Tribal sovereignty in the 21st century
The present state of American Indian tribal sovereignty is undergoing transition. Indian people generally lament the decline of tribal sovereignty powers owing to Congressional acts, court decisions and federal policies. The Declaration on the Rights of Indigenous Peoples is based on universal human rights principles and, while supporting political and cultural autonomy, does not support establishment of indigenous governments that are seen to compete with existing nation-states.
The declaration encourages indigenous peoples to work out political, land and cultural issues within the framework of nation-state law and political processes. International support of human rights and the declaration will support indigenous efforts to reclaim political, economic and cultural autonomy, and provide at least symbolic checks on nation-states. The human rights philosophy of the declaration suggests a pathway toward creating respect and agreement about universal human rights and encourages greater common ground for peaceful processes of conflict resolution. The international human rights movement represents the laudable task of creating world consensus and a possible basis for less conflict and perhaps future peace in the world.
The declaration and human rights initiative invite indigenous peoples to join in the international movement and offers some forms of protection and support. Nevertheless, the movement requires indigenous peoples to underplay their histories and claims to self-government and work within international human rights principles and nation-state laws and political processes. Indigenous peoples are invited to participate in nation-states and the international community as ethnic groups seeking equal rights and treatments. Most likely if there is any chance to build a peaceful world, groups and nations will need to make compromises so we call can live together. Ideally, we need to make consensual compromises, ones that peoples and nations can agree upon and uphold over the long run.
For indigenous peoples, forgoing rights to self-government in favor of ethnic group status is a major issue. The exchange of nation or self-government for ethnic group status is not a compromise that most indigenous peoples are willing to make. At least in the United States, ethnic groups do not have rights to self-government from time immemorial that precede the formation of the U.S. Constitution and do not control land. For indigenous peoples, the right to self-government is given in history and creation stories. The relations of land, religion, government and community are tightly interrelated and differ significantly from the American law and custom. Self-government is embedded deeply in the culture of indigenous communities, although it takes forms that are quite different from contemporary nation-state governments. Many traditional tribal governments, however, conform to a well-known definition of government or state given by German sociologist Max Weber. The state, or government, is the institution that controls the legitimate use of force.
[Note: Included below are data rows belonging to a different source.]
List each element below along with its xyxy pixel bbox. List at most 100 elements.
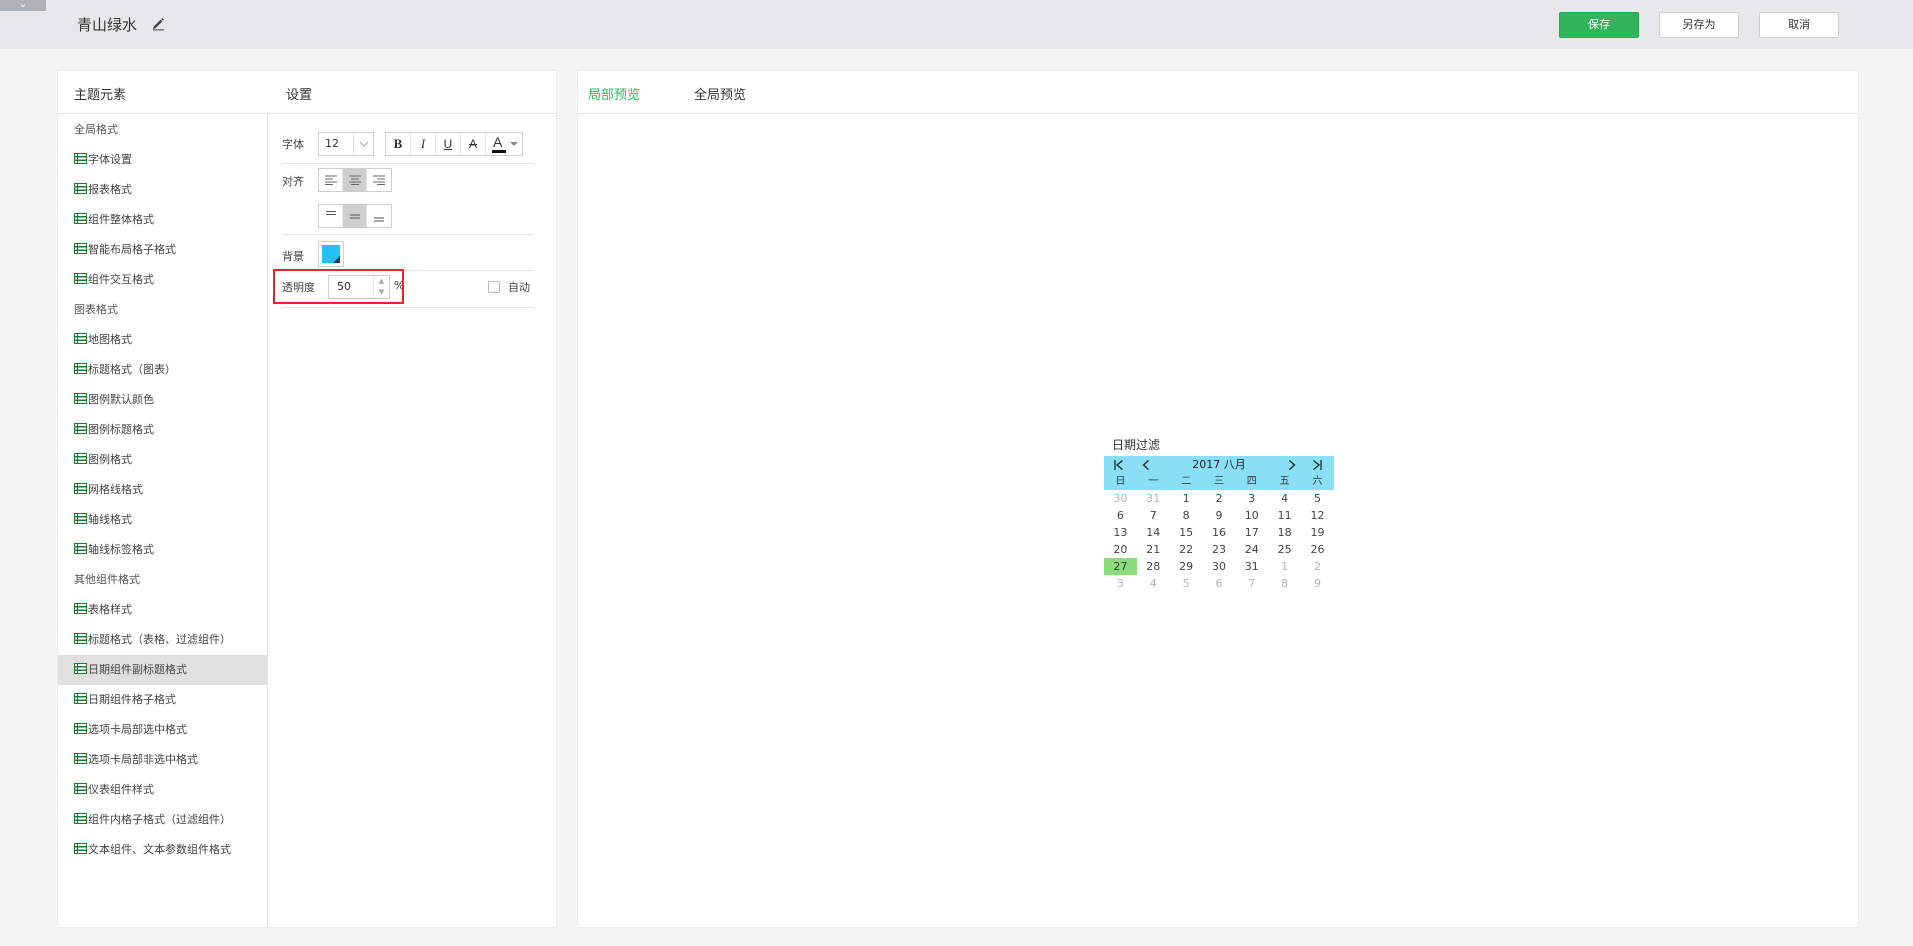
calendar-day[interactable]: 11	[1268, 507, 1301, 524]
calendar-day[interactable]: 5	[1170, 575, 1203, 592]
weekday-label: 一	[1148, 476, 1159, 487]
tree-item-label: 选项卡局部选中格式	[88, 723, 187, 736]
calendar-day[interactable]: 2	[1203, 490, 1236, 507]
calendar-day[interactable]: 25	[1268, 541, 1301, 558]
calendar-day[interactable]: 5	[1301, 490, 1334, 507]
valign-top-icon[interactable]	[319, 205, 343, 227]
tree-item[interactable]: 表格样式	[58, 595, 267, 625]
tree-item[interactable]: 智能布局格子格式	[58, 235, 267, 265]
calendar-day[interactable]: 16	[1203, 524, 1236, 541]
tree-item[interactable]: 轴线格式	[58, 505, 267, 535]
table-icon	[74, 693, 87, 704]
calendar-day[interactable]: 29	[1170, 558, 1203, 575]
tree-item[interactable]: 仪表组件样式	[58, 775, 267, 805]
save-button[interactable]: 保存	[1559, 12, 1639, 38]
align-left-icon[interactable]	[319, 169, 343, 191]
calendar-day[interactable]: 7	[1137, 507, 1170, 524]
first-page-icon[interactable]	[1114, 460, 1124, 470]
auto-checkbox[interactable]	[488, 281, 500, 293]
tree-item[interactable]: 文本组件、文本参数组件格式	[58, 835, 267, 865]
background-color-picker[interactable]	[318, 241, 344, 267]
tree-item[interactable]: 地图格式	[58, 325, 267, 355]
pencil-icon[interactable]	[150, 16, 166, 32]
calendar-day[interactable]: 6	[1203, 575, 1236, 592]
prev-month-icon[interactable]	[1142, 460, 1150, 470]
calendar-day[interactable]: 18	[1268, 524, 1301, 541]
calendar-day[interactable]: 26	[1301, 541, 1334, 558]
tree-item[interactable]: 报表格式	[58, 175, 267, 205]
tree-item[interactable]: 图例默认颜色	[58, 385, 267, 415]
cancel-button[interactable]: 取消	[1759, 12, 1839, 38]
calendar-day[interactable]: 22	[1170, 541, 1203, 558]
calendar-day[interactable]: 21	[1137, 541, 1170, 558]
font-size-select[interactable]: 12	[318, 132, 374, 156]
calendar-day[interactable]: 4	[1137, 575, 1170, 592]
calendar-day[interactable]: 30	[1203, 558, 1236, 575]
table-icon	[74, 273, 87, 284]
tree-item[interactable]: 字体设置	[58, 145, 267, 175]
calendar-day[interactable]: 31	[1137, 490, 1170, 507]
tree-item[interactable]: 标题格式（表格、过滤组件）	[58, 625, 267, 655]
calendar-day[interactable]: 8	[1170, 507, 1203, 524]
calendar-day[interactable]: 4	[1268, 490, 1301, 507]
italic-button[interactable]: I	[411, 133, 436, 155]
calendar-day[interactable]: 10	[1235, 507, 1268, 524]
font-color-button[interactable]: A	[486, 133, 522, 155]
table-icon	[74, 423, 87, 434]
tree-item[interactable]: 网格线格式	[58, 475, 267, 505]
bold-button[interactable]: B	[386, 133, 411, 155]
tree-item[interactable]: 选项卡局部非选中格式	[58, 745, 267, 775]
tree-item[interactable]: 组件整体格式	[58, 205, 267, 235]
table-icon	[74, 243, 87, 254]
tab-global-preview[interactable]: 全局预览	[694, 84, 746, 103]
valign-middle-icon[interactable]	[343, 205, 367, 227]
tree-item[interactable]: 选项卡局部选中格式	[58, 715, 267, 745]
tree-item[interactable]: 标题格式（图表）	[58, 355, 267, 385]
align-center-icon[interactable]	[343, 169, 367, 191]
calendar-day[interactable]: 1	[1268, 558, 1301, 575]
tree-item[interactable]: 组件内格子格式（过滤组件）	[58, 805, 267, 835]
calendar-day[interactable]: 31	[1235, 558, 1268, 575]
table-icon	[74, 813, 87, 824]
tree-item[interactable]: 组件交互格式	[58, 265, 267, 295]
calendar-day[interactable]: 20	[1104, 541, 1137, 558]
collapse-toggle[interactable]: ⌄	[0, 0, 46, 11]
calendar-day[interactable]: 2	[1301, 558, 1334, 575]
calendar-day[interactable]: 24	[1235, 541, 1268, 558]
underline-button[interactable]: U	[436, 133, 461, 155]
align-right-icon[interactable]	[367, 169, 391, 191]
tree-item-label: 其他组件格式	[74, 573, 140, 586]
calendar-day[interactable]: 3	[1235, 490, 1268, 507]
next-month-icon[interactable]	[1288, 460, 1296, 470]
calendar-day[interactable]: 7	[1235, 575, 1268, 592]
calendar-day[interactable]: 3	[1104, 575, 1137, 592]
tree-item-label: 轴线格式	[88, 513, 132, 526]
calendar-grid: 30 31 1 2 3 4 5 6 7 8 9 10 11 12 13 14 15 16 17 18 19 20 21 22 2…	[1104, 490, 1334, 592]
calendar-day[interactable]: 12	[1301, 507, 1334, 524]
tree-item[interactable]: 图例格式	[58, 445, 267, 475]
strikethrough-button[interactable]: A	[461, 133, 486, 155]
calendar-day[interactable]: 1	[1170, 490, 1203, 507]
tree-item[interactable]: 日期组件副标题格式	[58, 655, 267, 685]
tree-item[interactable]: 图例标题格式	[58, 415, 267, 445]
calendar-day[interactable]: 6	[1104, 507, 1137, 524]
tree-item[interactable]: 轴线标签格式	[58, 535, 267, 565]
calendar-day[interactable]: 15	[1170, 524, 1203, 541]
valign-bottom-icon[interactable]	[367, 205, 391, 227]
calendar-day-selected[interactable]: 27	[1104, 558, 1137, 575]
calendar-day[interactable]: 13	[1104, 524, 1137, 541]
calendar-day[interactable]: 8	[1268, 575, 1301, 592]
calendar-day[interactable]: 9	[1301, 575, 1334, 592]
tree-item[interactable]: 日期组件格子格式	[58, 685, 267, 715]
chevron-down-icon[interactable]	[353, 133, 373, 155]
calendar-day[interactable]: 28	[1137, 558, 1170, 575]
tab-local-preview[interactable]: 局部预览	[588, 84, 640, 103]
calendar-day[interactable]: 14	[1137, 524, 1170, 541]
calendar-day[interactable]: 19	[1301, 524, 1334, 541]
calendar-day[interactable]: 9	[1203, 507, 1236, 524]
last-page-icon[interactable]	[1312, 460, 1322, 470]
calendar-day[interactable]: 17	[1235, 524, 1268, 541]
calendar-day[interactable]: 30	[1104, 490, 1137, 507]
calendar-day[interactable]: 23	[1203, 541, 1236, 558]
save-as-button[interactable]: 另存为	[1659, 12, 1739, 38]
The legitimate use of force is often seen clearly in judicial actions. Can the community take action against wrongdoers?
Most indigenous nations had institutions that managed justice issues. For example, the Iroquois Confederacy was organized primarily around ceremonies and economic exchanges designed to provide restitution and condolence to nations and families who might have suffered from losses because of murder or other infractions. The Iroquois Confederacy maintained laws that were honored by the nations and clans. Other examples are the execution in 1805 of Doublehead, a chief among the Cherokee, for illegally selling land, and in 1825 the execution of William Macintosh, a chief among the Lower Creek villages, also for illegally selling land without permission of the Creek Council. Tribal communities exercised powers of government, and were active in trade, diplomatic and military alliances and treaties during the colonial period before the formation of the United States.
Most contemporary American Indians are quite comfortable living within the United States, and enjoy dual citizenship as an American and member of an Indian tribe. Nevertheless, American Indians prefer to maintain tribal communities and governments, and do not want to exchange tribal status for ethnic group status. Since tribal communities have exercised government from time immemorial, they have negotiated in treaties and participated in political processes to ensure the continuity of their governments and cultures.
Since self-government is deeply embedded in indigenous history, culture and religion, indigenous peoples are understandably reluctant to give up those powers. Taking on ethnic status, although with individual and collective rights, will not satisfy most indigenous peoples in the world. Most indigenous peoples will work within current international and nation-state relations, but they do want respect and recognition for their cultures, governments and land.
The Declaration on the Rights of Indigenous Peoples creates a basis for recognizing individual and collective interests among indigenous peoples, but the right to self-government is an issue that it avoids. This does not mean there is no possibility of future agreements and understandings between indigenous governments and nation-states. Indigenous nations and governments are of different forms than contemporary bureaucratic democratic states, and perform different activities. Creating competing nation-states is not the logical path for most indigenous peoples. Indigenous peoples are not demanding special rights, but do want their rights understood and respected. Efforts by nation-states to grant equal rights to all citizens, but overlook indigenous rights, will engender formal and informal confrontation from indigenous people who will demand recognition for political and cultural autonomy.
The rights of indigenous peoples will be a significant part of any universal human rights platform, and for the development of an international civil society in support of world peace. The issues of citizen equality and the inherent rights to self-government are still issues that indigenous peoples, nation-states and the international community need to give attention. The political processes of most indigenous communities emphasize respect, consensus and negotiation, and the vision of a peaceful world based on consensual rights and political processes are not outside the understandings of indigenous world views.